Spanien ist also Fußball-Europameister 2008. Und es gibt keinen Zweifel, dass die Iberer das Turnier verdient gewonnen haben. Luis Aragonés, der fast 70-jährige Fußball-Fuchs, hat eine Reihe junger Individualisten zu einer starken Mannschaft geformt, die durch Kurzpassspiel das deutsche Mittelfeld immer wieder schlecht aussehen ließ. Und bei dem gekonnten Spiel in die Spitze hatte die deutsche Abwehr ein ums andere Mal das Nachsehen.

Deutschland - Spanien 0:1 (Tor durch Torres)

Eigentlich sollte man in Deutschland froh sein, das Endspiel erreicht zu haben. Insgesamt gab es nur wenige Höhepunkte in den Spielen mit deutscher Beteiligung. Lediglich gegen Polen konnte die Mannschaft 60 Minuten lang glänzen. Und auch gegen Portugal gelang es, taktisch diszipliniert und spielerisch gradlinig aufzutreten. In den anderen Spielen überwog Schatten dem Licht. So kann man insgesamt nicht Europameister werden.

Joachim Löw hat weiterhin viel Arbeit vor sich. In der Qualifikation zur WM 2010 geht es u.a. gegen die Russen, deren junges Team zu den Überraschungsmannschaften bei der EM 2008 gehörte. Löw selbst hat ebenfalls eine junge Mannschaft zusammengeführt, der einige Routiniers zur Seite stehen. Von Letzteren sollte sich aber der eine oder andere Gedanken machen, von der Nationalmannschaft zurückzutreten und ebenfalls jungen Spielern Platz zu machen. An aller erster Stelle denke ich da an Jens Lehmann, der nicht immer glücklich agierte. Souveränität sieht anders aus! Aus Lehmanns Worten ist allerdings zu entnehmen, dass er nicht an Rücktritt denkt:

Jens Lehmann: „Ich bin sehr enttäuscht über den Ausgang des Finales. Es war wohl meine letzte Europameisterschaft. Es kommen jetzt Gedanken auf: vielleicht hätte man etwas besser machen können. Der Konjunktiv ist der Feind des Verlierers, auch wenn wir das Maximum rausgeholt haben. Auf schlechte Spiele folgten gute, aber diesen Rhythmus haben wir diesmal nicht durchhalten können.“

siehe auch zdf.de: Die Sprüche zur EM

Vor dem Finale

Bald hat Partyotismus und Patriotismus wieder ein Ende. Dann werden die Fähnlein nach und nach eingerollt, damit sie im Tageslicht nicht gänzlich verbleichen. Denn nach dem Spiel ist vor dem Spiel. Und nach der EM ist vor der EM. Aber da kommt ja erst noch die WM 2010 in Südafrika. Dann geht der ganze Spuk wieder von vorne los.

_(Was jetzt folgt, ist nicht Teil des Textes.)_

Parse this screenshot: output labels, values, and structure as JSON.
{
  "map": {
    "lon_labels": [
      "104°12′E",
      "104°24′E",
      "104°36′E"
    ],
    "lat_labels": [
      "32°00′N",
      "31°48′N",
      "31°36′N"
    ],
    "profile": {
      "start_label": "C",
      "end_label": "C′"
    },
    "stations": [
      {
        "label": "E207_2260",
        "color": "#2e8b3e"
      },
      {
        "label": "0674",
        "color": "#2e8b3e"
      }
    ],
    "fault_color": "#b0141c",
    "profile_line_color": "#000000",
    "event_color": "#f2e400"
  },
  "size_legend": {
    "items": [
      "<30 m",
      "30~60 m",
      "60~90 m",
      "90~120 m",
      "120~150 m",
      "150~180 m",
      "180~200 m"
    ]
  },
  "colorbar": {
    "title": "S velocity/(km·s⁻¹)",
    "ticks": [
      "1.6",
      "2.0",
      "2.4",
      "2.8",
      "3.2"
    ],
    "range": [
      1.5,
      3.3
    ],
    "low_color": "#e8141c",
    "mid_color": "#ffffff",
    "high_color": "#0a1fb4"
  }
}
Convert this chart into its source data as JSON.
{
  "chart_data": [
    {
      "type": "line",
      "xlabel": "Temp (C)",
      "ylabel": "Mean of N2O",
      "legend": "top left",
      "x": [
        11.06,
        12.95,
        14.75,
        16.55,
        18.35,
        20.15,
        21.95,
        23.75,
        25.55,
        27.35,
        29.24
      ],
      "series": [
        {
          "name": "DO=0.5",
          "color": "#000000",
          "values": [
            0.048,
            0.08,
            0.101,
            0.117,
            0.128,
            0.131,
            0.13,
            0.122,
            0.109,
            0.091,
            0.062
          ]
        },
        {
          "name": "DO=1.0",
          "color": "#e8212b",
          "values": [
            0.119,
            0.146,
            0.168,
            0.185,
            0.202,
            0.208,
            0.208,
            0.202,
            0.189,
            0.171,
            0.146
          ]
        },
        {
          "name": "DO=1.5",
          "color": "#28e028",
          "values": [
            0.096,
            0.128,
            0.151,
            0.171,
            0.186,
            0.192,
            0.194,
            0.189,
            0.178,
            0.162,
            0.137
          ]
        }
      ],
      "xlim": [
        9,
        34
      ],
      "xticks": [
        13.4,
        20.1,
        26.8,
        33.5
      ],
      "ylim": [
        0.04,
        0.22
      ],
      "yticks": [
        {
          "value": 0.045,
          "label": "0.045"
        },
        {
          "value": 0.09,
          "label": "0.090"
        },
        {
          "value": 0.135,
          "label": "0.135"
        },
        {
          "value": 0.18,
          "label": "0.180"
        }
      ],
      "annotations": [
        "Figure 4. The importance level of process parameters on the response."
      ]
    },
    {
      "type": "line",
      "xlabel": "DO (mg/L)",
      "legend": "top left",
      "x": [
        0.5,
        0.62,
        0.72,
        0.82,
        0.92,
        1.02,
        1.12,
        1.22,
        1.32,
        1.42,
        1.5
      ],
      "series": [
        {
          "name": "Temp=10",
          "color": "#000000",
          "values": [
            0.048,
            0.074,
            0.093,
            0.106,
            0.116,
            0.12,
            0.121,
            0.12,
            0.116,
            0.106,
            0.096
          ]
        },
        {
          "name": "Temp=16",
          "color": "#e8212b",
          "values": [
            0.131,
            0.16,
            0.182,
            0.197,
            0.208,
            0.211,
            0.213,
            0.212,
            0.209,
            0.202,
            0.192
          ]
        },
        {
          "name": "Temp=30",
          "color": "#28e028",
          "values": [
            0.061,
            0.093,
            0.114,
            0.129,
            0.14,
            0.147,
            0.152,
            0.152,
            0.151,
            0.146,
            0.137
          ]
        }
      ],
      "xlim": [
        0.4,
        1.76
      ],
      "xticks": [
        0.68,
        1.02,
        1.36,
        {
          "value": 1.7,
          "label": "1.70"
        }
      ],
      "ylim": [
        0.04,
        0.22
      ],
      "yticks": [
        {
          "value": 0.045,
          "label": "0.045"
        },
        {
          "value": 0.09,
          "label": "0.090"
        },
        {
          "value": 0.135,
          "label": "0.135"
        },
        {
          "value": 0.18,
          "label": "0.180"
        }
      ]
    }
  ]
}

Aber noch erwartet uns heute Abend das Finale der Fußball-Europameisterschaft 2008: Deutschland gegen Spanien! Und wenn das Spiel hält, was uns verheißen ist, dann sollte es ein großes Finale werden. Wer da wohl am Ende die Nase vorn hat? Ich meine: Der Bessere soll gewinnen. Wenn das das deutsche Team sein sollte, okay. Wenn die Spanier, dann eben die …

Als ich mit meinen Lieben 1998 in Spanien Urlaub machte, da war gerade die Fußball-WM in Frankreich, die die Gastgeber dann ja auch gewannen. Und überall konnte man die Trikots der teilnehmenden Mannschaft kaufen. Natürlich wollten auch meine Jungs jeder ein Trikot. Lukas, der Jüngere, entschied sich für Brasilien. Und Jan für ein spanisches Trikot, gewissermaßen als Reverenz an das Urlaubsland. Dieses Trikot haben wir nun wieder ausgegraben. Und es hängt jetzt in Lukas’ Fenster … sozusagen als Kompensation zu all den vielen schwarz-rot-goldenen Fähnchen in unserem Land:

Spanien packt Deutschland in den Sack

Ich denke, Spanien gewinnt 3:1!

Wenn das Glück die Seite wechselt

Dreimal ist Bremer Recht, viermal ist auch nicht schlecht, sagt man in Bremen, ist klar, wo sonst. Dreimal haben die Türken bei der Fußball-Europameisterschaft 2008 in den letzten Minuten ein Spiel noch mit Last-Minute-Toren zu ihren Gunsten gekippt. Und auch wieder im Halbfinale gegen Deutschland schafften sie in der 86. Minute den Ausgleich (Lahm und besonders Lehmann sei Dank). Aber dann war des Glückes genug für die Türken. Es wechselte klammheimlich die Seite und Lahm durfte einige seiner Fehler wieder gut machen, indem er den 3:2-Siegtreffer erzielte – in der 90. Spielminute!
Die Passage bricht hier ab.